Voici ce que je recueilli comme fruits de cette contemplation et comment je les exprimais,  demandant que la récitation de ce chapelet que nous inscrivions au cœur du récit du bon Samaritain nous plonge davantage au cœur des Mystères Glorieux de sorte que, progressivement, nous voyons avec les yeux de la foi, pour chaque scène du récit, un aspect de la résurrection, de l’Ascension, de la Pentecôte, de l’Assomption et du Couronnement de Marie au ciel. Et il en fut ainsi.
Ce serait les fruits du silence dont parle Anselm Grün lorsqu’il affirme que : « Le silence est au service de l’écoute, de l’attention à la parole de Dieu. Il rend sensible à la présence de Dieu comme espace où nous nous mouvons, et à la parole de Dieu, qui nous indique le chemin. »[5] Si tel est le cas, voici comment j’ai expérimenté la présence de Dieu dans la compassion du Samaritain dans une réappropriation des Mystères Glorieux à la lumière de ce récit du bon Samaritain :

Premier mystère Glorieux : la Résurrection de Jésus
Pour ce mystère glorieux, contemplons avec les yeux de la foi ce Samaritain qui s’approche de l’homme frappé, blessé et saignant par terre, essoufflé dont les forces de se lever lui manquaient. Le Samaritain, nous rapporte l’Evangéliste, banda ses plaies et y versant de l’huile et du vin comme pour adoucir la peine (Luc 10, 34). Retrouvons ainsi par ce geste combien profond et riche de sens, le symbole de la Résurrection, du retour à la vie pour vivre désormais dans la gloire de Dieu. Cet homme mourant retrouve le souffle de vie.
Prions: Dieu notre Père, nous t’en prions, accorde nous ce cœur compatissant à la souffrance de nos frères et sœurs afin de leur apporter l’assistance et le soulagement qu’il faut à l’exemple de ce Samaritain. Par Jésus-Christ notre Seigneur, Amen.
Deuxième mystère Glorieux : l’Ascension de notre Seigneur Jésus:
« La gloire de Dieu, c’est l’homme débout », disait Saint Irénée de Lyon au quatrième siècle. A suite du verset 34 nous décrit comment le bon Samaritain souleva l’homme gémissant, le chargea sur sa monture et le conduisit à l’auberge. Contemplons maintenant ce Samaritain entrain de soulever cet homme et voyons par ce relèvement pour sa monture par une saine imagination, le signe d’une l’Ascension par une intervention divine.
Prions : Seigneur nous t’en prions, donne-nous la grâce d’agir constamment de façon à permettre à nos prochains de retrouver les forces dont ils ont besoin leur donnant de se tenir debout et vraiment debout de sorte que tous ensemble, animés d’une même foi, cherchons comment t’aimer, te servir et te louer par notre vie afin que toute notre vie devienne une louange à ta gloire. Toi qui vis et règne pour les siècles des siècles, Amen.

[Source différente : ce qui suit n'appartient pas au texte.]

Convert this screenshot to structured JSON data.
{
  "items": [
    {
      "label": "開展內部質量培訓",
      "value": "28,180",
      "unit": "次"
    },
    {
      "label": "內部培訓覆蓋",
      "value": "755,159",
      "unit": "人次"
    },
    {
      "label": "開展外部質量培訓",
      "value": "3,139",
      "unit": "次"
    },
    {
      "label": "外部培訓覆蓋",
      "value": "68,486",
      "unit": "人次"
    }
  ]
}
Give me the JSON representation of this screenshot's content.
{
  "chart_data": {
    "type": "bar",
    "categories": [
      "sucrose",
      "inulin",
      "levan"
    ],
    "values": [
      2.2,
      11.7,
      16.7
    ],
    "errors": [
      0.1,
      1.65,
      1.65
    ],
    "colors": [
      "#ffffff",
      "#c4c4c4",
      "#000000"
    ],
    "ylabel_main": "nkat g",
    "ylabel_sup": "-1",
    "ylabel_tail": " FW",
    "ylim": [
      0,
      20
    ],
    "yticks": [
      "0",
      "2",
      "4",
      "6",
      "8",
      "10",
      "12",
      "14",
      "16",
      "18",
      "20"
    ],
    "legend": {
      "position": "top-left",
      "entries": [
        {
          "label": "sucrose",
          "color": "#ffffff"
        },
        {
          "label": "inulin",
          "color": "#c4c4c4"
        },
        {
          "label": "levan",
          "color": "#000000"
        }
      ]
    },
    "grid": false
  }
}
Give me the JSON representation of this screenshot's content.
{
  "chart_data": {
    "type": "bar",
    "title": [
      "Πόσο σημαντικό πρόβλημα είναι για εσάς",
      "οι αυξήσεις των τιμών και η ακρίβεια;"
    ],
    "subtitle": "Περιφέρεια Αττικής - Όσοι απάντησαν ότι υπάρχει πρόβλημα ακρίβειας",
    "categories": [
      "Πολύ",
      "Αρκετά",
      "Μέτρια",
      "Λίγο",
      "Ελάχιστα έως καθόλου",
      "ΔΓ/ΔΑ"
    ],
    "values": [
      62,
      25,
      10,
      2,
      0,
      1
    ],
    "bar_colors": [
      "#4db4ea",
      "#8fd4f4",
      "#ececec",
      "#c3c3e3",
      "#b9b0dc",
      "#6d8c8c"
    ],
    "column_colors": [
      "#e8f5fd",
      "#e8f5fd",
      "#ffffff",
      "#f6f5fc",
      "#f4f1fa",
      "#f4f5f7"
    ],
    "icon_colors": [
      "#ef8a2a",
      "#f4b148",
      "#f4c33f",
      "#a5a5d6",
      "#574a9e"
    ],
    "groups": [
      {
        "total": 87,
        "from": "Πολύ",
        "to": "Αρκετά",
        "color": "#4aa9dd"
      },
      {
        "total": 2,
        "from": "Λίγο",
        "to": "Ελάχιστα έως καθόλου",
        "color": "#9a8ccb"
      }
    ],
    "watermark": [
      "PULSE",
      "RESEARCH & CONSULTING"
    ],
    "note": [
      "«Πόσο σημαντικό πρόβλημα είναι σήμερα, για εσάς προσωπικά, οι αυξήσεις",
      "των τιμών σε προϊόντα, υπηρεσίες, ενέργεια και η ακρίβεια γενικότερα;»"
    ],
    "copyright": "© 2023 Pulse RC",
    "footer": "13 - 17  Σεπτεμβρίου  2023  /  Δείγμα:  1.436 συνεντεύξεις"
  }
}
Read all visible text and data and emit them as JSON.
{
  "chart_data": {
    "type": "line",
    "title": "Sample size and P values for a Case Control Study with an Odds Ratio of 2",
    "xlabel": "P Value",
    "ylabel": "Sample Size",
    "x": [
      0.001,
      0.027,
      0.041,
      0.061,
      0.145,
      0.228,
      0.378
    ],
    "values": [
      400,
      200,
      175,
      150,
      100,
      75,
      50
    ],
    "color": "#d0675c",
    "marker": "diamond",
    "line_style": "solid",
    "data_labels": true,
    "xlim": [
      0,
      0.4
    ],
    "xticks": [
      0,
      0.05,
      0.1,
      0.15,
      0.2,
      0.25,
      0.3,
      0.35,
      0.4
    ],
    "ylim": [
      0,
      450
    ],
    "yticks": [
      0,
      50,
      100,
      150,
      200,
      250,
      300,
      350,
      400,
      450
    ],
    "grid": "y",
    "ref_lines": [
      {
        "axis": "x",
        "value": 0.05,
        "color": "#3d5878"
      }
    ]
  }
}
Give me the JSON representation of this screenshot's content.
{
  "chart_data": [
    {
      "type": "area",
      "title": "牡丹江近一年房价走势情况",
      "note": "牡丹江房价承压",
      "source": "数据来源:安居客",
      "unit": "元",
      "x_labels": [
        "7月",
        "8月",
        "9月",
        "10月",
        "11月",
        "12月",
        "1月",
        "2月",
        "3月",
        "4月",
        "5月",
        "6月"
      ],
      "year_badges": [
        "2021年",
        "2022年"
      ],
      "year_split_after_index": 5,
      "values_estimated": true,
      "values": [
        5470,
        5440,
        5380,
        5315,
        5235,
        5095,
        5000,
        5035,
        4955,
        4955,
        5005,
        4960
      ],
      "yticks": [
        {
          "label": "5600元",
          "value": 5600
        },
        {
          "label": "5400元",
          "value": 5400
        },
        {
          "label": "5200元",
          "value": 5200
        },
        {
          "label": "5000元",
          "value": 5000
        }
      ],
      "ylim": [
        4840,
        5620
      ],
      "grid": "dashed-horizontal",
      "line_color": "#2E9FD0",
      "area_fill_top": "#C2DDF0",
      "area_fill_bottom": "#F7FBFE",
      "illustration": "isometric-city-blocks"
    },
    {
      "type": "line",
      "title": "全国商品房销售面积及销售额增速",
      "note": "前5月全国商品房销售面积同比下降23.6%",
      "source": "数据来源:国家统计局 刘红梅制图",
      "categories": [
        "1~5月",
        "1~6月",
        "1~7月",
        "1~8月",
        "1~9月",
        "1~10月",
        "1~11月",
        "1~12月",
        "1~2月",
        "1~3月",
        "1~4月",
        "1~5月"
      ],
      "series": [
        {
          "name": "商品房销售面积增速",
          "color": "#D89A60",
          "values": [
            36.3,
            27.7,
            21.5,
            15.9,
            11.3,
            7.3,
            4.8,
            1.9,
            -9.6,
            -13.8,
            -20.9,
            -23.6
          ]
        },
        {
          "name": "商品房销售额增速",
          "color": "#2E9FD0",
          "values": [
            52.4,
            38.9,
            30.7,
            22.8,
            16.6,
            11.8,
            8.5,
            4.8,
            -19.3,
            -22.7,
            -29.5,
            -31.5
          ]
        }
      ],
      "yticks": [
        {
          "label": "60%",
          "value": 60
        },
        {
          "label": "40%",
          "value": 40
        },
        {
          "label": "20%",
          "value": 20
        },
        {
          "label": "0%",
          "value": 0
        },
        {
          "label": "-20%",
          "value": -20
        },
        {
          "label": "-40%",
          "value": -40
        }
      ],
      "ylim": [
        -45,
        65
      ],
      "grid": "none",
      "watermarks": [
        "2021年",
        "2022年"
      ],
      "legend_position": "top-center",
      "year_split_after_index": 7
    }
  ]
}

Troisième mystère Glorieux : la Pentecôte :
Comme d’aucuns ne l’ignorent, la pentecôte se célèbre bien après la pâque soit cinquante jours après et évidemment bien après la fête de l’Ascension. Comment l’insérer alors dans notre récit du bon Samaritain ? Le récit nous relate en effet que « Le lendemain il sort deux pièces d’argent et les donne à l’hôtelier en lui disant : Fais pour lui le nécessaire ; si tu dépenses davantage, je te le rembourserai au retour. » (Luc 10,35) Que ne trouvons-nous pas des similitudes avec la présence de Jésus à ses disciples lors de la pentecôte ? ce Jésus qui apparaît à ses disciples cinquante jours après, insuffla non pas deux pièces d’argent comme pour le Samaritain mais l’Esprit-Saint à ses disciples, le défenseur jusqu’à son retour.
Prions : Dieu de bonté qui ne laisse jamais tes enfants orphelin mais nous laisse toujours en compagnie d’un défenseur. Donne-nous un cœur qui sait partager et supporter la souffrance de ceux qui peinent et se trouvent sans défense. Nous te le demandons par Jésus le Christ ton Fils notre Seigneur, Amen.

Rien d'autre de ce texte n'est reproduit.